Today I was at one of our customers that use Zerto as their BC/DR software. The customer is in the process of migrating his workloads into two new data center locations. The old environment was a stretched cluster and the new environment will be a stretched cluster as well. So from a Zerto perspective all VMs are replicated to “self”.
Today the customer wanted to move the vCenter Server Appliance (VCSA) and the Platform Services Controller (PSC) VMs to the new environment. Both VMs were already in a temporary cluster that was in the old data center but part of the new vCenter inventory. So we basically had to move the VMs from Cluster A to Cluster B within the vCenter inventory. The two clusters did not share storage with each other and also had different CPU types on their hosts.
To add a little difficulty to the whole process we also needed to change the IP address of the moved VMs because the new data centers had their own IP ranges.

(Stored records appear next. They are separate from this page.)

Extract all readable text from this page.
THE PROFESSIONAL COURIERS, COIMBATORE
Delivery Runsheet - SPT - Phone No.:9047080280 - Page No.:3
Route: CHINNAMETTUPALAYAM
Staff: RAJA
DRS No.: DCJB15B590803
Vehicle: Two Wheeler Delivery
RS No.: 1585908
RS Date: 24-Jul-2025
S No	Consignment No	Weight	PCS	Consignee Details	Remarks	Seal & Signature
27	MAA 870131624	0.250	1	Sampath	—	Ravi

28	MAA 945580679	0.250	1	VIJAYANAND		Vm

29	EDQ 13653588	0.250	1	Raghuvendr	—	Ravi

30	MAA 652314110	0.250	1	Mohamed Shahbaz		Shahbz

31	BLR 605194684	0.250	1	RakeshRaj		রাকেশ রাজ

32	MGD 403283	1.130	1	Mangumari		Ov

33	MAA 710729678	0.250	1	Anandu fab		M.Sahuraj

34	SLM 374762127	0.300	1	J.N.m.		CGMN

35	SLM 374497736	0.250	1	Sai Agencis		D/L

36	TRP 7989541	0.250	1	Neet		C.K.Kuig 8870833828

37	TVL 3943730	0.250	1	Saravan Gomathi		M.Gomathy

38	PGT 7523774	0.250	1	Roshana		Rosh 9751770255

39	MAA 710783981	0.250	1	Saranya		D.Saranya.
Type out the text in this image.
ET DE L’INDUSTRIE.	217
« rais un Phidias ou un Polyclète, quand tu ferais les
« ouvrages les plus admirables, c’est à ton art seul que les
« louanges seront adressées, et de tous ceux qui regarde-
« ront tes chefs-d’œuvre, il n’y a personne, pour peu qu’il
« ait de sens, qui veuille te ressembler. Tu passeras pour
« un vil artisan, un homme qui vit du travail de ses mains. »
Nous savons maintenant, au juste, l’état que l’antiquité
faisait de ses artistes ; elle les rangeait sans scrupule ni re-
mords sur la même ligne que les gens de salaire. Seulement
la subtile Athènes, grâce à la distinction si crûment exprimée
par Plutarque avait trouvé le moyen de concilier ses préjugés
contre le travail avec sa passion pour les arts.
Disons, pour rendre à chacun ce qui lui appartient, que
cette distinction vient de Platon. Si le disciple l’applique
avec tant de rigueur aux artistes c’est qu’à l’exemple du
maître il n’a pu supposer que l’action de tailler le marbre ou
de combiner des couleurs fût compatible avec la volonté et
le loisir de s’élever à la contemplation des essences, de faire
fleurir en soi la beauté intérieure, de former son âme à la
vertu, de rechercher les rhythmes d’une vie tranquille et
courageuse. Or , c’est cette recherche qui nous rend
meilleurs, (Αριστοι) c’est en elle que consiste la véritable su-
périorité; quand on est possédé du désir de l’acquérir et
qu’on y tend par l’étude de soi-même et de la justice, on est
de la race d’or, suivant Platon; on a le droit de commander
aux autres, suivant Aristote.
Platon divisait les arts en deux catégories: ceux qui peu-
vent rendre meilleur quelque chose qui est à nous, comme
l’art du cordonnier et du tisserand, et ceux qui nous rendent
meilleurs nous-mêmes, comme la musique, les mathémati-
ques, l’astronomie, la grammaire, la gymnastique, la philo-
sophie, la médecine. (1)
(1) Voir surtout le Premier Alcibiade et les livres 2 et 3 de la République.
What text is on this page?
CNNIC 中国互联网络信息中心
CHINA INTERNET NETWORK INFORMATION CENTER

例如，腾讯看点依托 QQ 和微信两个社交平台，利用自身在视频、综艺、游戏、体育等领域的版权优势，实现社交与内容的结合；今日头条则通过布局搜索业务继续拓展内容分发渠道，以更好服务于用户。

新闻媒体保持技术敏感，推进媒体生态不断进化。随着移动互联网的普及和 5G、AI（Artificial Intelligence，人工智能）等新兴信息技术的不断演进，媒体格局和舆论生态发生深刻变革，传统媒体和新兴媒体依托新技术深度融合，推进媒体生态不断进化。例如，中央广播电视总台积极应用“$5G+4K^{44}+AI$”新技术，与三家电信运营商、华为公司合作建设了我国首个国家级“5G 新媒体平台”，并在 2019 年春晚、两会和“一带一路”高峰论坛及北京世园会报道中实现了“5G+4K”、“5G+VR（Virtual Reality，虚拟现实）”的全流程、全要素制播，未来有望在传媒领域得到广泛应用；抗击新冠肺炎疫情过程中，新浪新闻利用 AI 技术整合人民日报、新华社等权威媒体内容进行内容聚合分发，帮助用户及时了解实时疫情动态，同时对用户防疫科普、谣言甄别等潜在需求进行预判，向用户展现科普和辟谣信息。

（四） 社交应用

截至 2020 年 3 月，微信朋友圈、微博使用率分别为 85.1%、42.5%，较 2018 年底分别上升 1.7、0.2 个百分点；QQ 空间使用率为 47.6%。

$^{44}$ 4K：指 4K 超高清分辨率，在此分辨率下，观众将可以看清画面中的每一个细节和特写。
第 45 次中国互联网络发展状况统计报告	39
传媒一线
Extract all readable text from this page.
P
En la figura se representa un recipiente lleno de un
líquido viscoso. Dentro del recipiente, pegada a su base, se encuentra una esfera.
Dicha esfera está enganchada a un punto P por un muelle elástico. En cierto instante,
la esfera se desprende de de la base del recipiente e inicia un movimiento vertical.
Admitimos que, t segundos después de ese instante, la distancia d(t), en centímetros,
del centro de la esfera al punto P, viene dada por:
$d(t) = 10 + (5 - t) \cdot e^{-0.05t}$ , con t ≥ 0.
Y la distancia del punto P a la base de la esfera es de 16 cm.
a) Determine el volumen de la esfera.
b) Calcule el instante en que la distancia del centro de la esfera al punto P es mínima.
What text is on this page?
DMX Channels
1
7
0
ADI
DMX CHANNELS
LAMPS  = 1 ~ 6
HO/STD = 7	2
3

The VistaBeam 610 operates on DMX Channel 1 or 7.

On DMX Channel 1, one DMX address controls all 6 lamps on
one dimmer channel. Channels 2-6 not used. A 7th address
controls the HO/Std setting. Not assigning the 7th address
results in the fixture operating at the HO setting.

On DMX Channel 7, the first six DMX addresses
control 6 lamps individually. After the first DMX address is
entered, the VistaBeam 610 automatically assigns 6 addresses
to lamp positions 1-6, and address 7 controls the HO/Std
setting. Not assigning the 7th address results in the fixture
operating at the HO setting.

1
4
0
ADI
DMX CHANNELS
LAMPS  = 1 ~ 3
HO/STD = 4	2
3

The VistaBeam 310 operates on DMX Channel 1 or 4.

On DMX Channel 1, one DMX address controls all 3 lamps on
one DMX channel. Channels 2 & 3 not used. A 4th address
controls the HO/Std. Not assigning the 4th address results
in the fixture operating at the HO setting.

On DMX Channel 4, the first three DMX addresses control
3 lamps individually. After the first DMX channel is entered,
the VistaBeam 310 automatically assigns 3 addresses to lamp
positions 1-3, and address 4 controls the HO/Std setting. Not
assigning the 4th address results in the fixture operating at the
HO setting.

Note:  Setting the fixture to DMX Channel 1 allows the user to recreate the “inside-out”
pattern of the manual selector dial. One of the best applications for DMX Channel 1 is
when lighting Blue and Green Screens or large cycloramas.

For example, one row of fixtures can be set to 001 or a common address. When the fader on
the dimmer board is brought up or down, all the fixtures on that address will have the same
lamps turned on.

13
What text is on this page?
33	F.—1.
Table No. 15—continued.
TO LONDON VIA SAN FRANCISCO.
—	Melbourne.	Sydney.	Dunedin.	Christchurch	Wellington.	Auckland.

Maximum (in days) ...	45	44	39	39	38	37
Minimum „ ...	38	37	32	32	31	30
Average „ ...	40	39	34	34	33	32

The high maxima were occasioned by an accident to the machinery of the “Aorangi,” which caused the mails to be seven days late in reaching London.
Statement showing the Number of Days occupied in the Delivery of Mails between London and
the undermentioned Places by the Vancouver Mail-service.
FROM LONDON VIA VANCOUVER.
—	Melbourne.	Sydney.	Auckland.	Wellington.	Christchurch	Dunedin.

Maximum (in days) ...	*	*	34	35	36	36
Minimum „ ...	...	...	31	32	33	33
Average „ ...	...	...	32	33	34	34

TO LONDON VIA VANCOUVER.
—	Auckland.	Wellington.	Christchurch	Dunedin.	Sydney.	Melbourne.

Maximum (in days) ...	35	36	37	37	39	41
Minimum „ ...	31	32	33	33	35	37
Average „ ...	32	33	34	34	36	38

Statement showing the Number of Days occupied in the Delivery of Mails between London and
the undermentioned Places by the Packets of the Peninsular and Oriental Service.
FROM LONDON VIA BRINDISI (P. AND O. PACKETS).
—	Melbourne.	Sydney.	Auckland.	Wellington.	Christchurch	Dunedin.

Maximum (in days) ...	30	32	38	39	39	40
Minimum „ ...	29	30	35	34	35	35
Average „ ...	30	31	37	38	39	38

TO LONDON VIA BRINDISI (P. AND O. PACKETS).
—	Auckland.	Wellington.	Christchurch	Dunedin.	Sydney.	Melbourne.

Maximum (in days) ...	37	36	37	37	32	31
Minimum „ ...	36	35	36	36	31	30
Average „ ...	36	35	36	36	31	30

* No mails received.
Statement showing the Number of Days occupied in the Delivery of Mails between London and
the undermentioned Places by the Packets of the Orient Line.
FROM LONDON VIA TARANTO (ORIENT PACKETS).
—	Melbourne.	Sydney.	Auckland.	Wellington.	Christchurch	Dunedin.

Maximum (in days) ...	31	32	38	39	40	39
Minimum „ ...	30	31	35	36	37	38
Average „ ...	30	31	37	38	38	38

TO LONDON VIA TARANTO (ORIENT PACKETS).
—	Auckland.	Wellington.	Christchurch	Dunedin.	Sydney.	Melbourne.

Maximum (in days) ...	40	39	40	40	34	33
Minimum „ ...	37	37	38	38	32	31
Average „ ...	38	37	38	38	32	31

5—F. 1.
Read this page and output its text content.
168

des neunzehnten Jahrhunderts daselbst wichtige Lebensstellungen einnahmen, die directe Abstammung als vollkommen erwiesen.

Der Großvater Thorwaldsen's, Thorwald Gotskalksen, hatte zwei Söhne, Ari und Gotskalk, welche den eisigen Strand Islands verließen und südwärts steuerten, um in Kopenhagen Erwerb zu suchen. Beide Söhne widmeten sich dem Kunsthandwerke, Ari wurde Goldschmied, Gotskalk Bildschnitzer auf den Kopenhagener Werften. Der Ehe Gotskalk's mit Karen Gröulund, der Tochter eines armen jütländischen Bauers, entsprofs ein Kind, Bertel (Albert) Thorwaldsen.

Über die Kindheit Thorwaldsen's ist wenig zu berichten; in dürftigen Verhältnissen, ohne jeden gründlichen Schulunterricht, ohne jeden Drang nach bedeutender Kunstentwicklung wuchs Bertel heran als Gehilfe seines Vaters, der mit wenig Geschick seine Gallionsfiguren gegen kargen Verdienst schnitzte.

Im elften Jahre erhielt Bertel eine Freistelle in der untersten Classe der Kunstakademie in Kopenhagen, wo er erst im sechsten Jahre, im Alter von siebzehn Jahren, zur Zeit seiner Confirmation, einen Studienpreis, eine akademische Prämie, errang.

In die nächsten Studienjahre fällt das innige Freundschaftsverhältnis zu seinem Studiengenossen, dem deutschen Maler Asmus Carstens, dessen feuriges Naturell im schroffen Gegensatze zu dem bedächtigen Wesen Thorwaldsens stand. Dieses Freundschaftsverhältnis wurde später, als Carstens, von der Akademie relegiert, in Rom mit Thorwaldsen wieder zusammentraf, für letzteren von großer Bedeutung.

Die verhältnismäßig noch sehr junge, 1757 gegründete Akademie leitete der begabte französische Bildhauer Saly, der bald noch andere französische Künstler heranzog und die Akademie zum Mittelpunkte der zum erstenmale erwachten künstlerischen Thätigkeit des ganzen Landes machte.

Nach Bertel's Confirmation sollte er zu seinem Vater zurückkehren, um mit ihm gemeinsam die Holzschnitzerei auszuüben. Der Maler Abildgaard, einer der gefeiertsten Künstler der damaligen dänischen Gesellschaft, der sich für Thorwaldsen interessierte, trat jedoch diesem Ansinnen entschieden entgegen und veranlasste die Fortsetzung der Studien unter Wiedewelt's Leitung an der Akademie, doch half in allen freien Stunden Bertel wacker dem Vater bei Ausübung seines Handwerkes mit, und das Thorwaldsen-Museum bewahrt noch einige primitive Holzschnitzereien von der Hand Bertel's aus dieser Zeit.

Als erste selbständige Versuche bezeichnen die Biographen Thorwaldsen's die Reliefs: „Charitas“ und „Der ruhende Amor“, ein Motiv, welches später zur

The problem here is that Zerto depends on the vCenter, especially in a stretched cluster environment where only one vCenter server is present the vCenter is very critical. So we could not use zerto to fail over the vCenter server to the new site (the rest of the VMs are migrated using Zerto, which is a superb use-case for zerto by the way).
So after a little brainstorming we came up with the following plan:
- copy/clone the VMs to the new site
- assign a “internal” network to both cloned VMs
- power on cloned VMs
- change both VMs IP address over the vSphere console (I followed this post)
- shut down cloned VMs
- shut down source VMs (loose connection to vCenter obviously)
- change cloned VMs network assignment to the new network (dvSwitch portgroup)
- change DNS to reflect the VMs new IP address (very important!)
- power on cloned VMs
- sit back and enjoy the accomplished migration of those critical VMs
As with all plans, they never stick. First problem was that after we cloned the vCenter and PSC VMs we realized we needed to assign uplinks to the new network that the cloned VMs will use. So we did that knowing that it would be a change in the vcenter database that will be lost once we did a failover.
We ended up taking one uplink from one of the hosts in the new data center away from the dvSwitch and created a temporary standard switch with the needed portgroup. This would solve the problem of having no connectivity after booting up the VMs in the new data centers.
We then went ahead with the plan with those adjustments in place. The VMs were instantly replying to ping with their new IP addresses. That meant DNS and network configuration were working as planned. But here comes the next problem. The web client did not start. Usually when you reboot a VCSA you get some error messages until the web client is fully loaded, in this case we got a “cannot display web page” response.
After some digging around we found out that a lot of services did not come up. the “service-control –status” command from the appliancesh of the VCSA showed the following output:
root@VCSA [ ~ ]# service-control –status
applmgmt vmcam vmonapi vmware-cm vmware-content-library vmware-eam vmware-imagebuilder vmware-mbcs vmware-netdumper vmware-perfcharts
So this showed us that the process of starting services was interrupted and could not continue. The command “service-control –start –all” provided us with the following error (truncated):
“localized”: “An error occurred while starting service ‘vmware-vmon'”,
“translatable”: “An error occurred while starting service ‘%(0)s'”
“Stderr: Failed to execute operation: Unit file is masked\n”
After doing some research on google we found a very helpful discussion in the VMware communities here. This proposed to “unmask” the vmon service and reboot the machine to solve the problem.
We ended up issuing the following command from the VCSA bash shell:
systemctl unmask vmware-vmon.service
This gave us back the message that it has removed the syslink to the service. After doing a reboot everything was fine.
Worth mentioning ist that the affected vCenter was running on the latest vSphere 6.5 build. (Update 2b, Build number 8815520).
This is a good example of how helpful it is to share knowledge. If no one had shared the tidbit about unmasking the service in order to mitigate the problem I might have stumbled upon it myself after some hours of researching the issue, or I might not have and could even have ended up re-installing the vCenter from scratch wasting a lot of time in the process. Sharing is caring.